Jurgen Teller, in una foto del 2003 (Wikimedia commons)

"I Need to Live"

Un fotografo di moda esploratore di umanità. Jürgen Teller alla Triennale di Milano

Francesco Bonami

Non c’è angolo della realtà e della vita che non venga azzannato dall’occhio di questo artista. Con la sua bulimica creatività ha anticipato Instagram e quella che si può definire la post-fotografia dei “post”

L’intervista di addio al Liverpool di Jürgen Klopp e la mostra alla Triennale di un altro Jürgen, Teller, enfant terrible della fotografia di moda da quarant’anni e oggi sessantenne, hanno qualcosa in comune o forse più di una cosa. La prima il bisogno di vivere. Klopp lo ha fatto capire fra le righe, a un certo punto uno si stanca della costante pressione, stagione dopo stagione senza mai tirare il fiato e arriva il momento in cui si deve tornare a respirare. Teller lo ha messo sopra le righe, nel titolo della mostra: “I Need to Live”.

Un’altra cosa che unisce i due Jürgen è il “gegenpressing” una filosofia che è molto emotiva, veloce, forte. L’allenatore la applica nelle partite, il fotografo alla realtà, di qualsiasi tipo o natura, che sia un servizio di moda o un progetto artistico non cambia nulla. Heavy Metal Football, Heavy Metal Photography. Nel corso del tempo lo sguardo di Teller non è mai cambiato, o in una sorta di gattopardismo al contrario è cambiato sempre senza mai cambiare. Teller cosciente o meno di quel che fa ha creato la vera democrazia delle immagini dove la madre, che vive in un paesino ad un’ora da Norimberga, diventa nelle foto del figlio una celebrità oppure la famosa stilista inglese Vivien Westwood fotografata nuda non più giovanissima diventa una dea madre, Venere. Oppure Charlotte Rampling fotografata pure lei nuda al Louvre o mentre suona il piano con lo stesso fotografo appollaiato sopra (il piano non la Rampling) nudo pure lui che mostra genitali e sfinteri vari. 

Non si può dire che il tutto sia poetico ma nemmeno scandaloso. Solo e semplicemente umano. Teller è un esploratore dell’umanità che tutti, celebri o falliti che si sia, non possiamo evitare di avere e mostrare. La sua bulimica creatività ha anticipato Instagram e quella che si può definire la post-fotografia dei “post”. Se tutto è immagine cosa può essere definita “immaginazione”? Teller non lo sa ma non rinuncia allo sforzo mastodontico di provare a capire. Fotografo ergo sum… altrimenti che faccio? 

 

Il mercato della moda e il mondo dell’arte lo seguono ipnotizzati e senza dubbi perché lo stile Teller è inconfondibile, che si tratti delle natiche di Kim Kardashian o del ritratto del suo famoso collega il fotografo americano William Egglestone.
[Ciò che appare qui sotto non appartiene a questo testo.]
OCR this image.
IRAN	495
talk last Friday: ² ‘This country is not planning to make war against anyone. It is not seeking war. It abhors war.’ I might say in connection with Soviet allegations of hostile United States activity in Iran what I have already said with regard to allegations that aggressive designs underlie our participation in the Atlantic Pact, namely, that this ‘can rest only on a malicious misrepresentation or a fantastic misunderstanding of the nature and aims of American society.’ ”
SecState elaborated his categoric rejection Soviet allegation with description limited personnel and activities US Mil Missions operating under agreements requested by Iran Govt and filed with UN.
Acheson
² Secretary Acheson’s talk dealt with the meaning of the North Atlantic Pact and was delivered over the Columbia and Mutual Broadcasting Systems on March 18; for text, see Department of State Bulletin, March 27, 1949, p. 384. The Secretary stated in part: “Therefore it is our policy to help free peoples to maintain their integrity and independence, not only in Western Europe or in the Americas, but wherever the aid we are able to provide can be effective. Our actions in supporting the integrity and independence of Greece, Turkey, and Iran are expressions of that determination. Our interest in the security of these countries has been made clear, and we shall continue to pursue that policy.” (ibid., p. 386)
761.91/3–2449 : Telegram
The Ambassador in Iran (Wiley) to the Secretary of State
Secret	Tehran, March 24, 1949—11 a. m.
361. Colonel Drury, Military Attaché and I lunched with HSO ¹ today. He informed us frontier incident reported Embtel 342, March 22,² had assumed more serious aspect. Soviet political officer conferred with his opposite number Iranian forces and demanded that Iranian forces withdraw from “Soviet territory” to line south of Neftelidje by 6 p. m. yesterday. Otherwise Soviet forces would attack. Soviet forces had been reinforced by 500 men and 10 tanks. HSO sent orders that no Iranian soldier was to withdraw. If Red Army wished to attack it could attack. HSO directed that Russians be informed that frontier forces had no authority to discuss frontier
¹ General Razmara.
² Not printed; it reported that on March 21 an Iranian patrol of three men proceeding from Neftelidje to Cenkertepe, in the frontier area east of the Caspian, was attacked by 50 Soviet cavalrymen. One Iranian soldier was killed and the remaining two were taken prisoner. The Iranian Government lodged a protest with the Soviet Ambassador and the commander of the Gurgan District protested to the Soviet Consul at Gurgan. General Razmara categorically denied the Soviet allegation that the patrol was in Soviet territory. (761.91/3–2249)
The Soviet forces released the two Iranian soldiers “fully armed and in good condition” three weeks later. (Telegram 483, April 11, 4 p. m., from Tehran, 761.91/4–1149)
Non c’è angolo della realtà e della vita che non venga azzannato dall’occhio di questo artista. Può essere la finale di Champions del Bayern Monaco, di cui è tifoso sfegatato, vinta e vista con il figlio Ed. Può essere un asino che diventa destriero. Può essere una rana in giardino o la moglie, manager, musa Dovile incinta o la neonata bambina Iggy, innalzata in una chiesa siciliana come fosse un bambin Gesù di un presepe. Non è questione di afferrare l’attimo ma di allungare all’infinito l’attimo. Il momento che diventa monumento. Il corpo per Teller non è oggetto di desiderio ma soggetto super serio anche se rappresentato spesso in situazioni grottesche tipo Kate Moss buttata in una carriola da muratori o l’autoritratto nudo con i palloncini. O persino peggio se si ha lo stomaco di guardare il video autoritratto dove l’artista fa la cacca a -20 nel Circolo polare artico aiutato nell’operazione dall’attore norvegese di Succession Alexander Skarsgård. 

Un tempo i fotografi erano eroi sexy. Oggi siamo tutti fotografi, tutti eroi e tutti ci crediamo sufficientemente sexy da condividerlo con il mondo intero. Jürgen Teller nel suo attaccamento quasi infantile alla fotografia, idiot savant del mondo del lusso, è diventato un eroe popolare. Tutti vogliono farsi fotografare da lui o con lui senza ben sapere dove e come potrà andare a finire. Una cosa è certa:  Teller è contagioso, una volta visto anche noi diremo ” I need to live”, ho bisogno di vivere.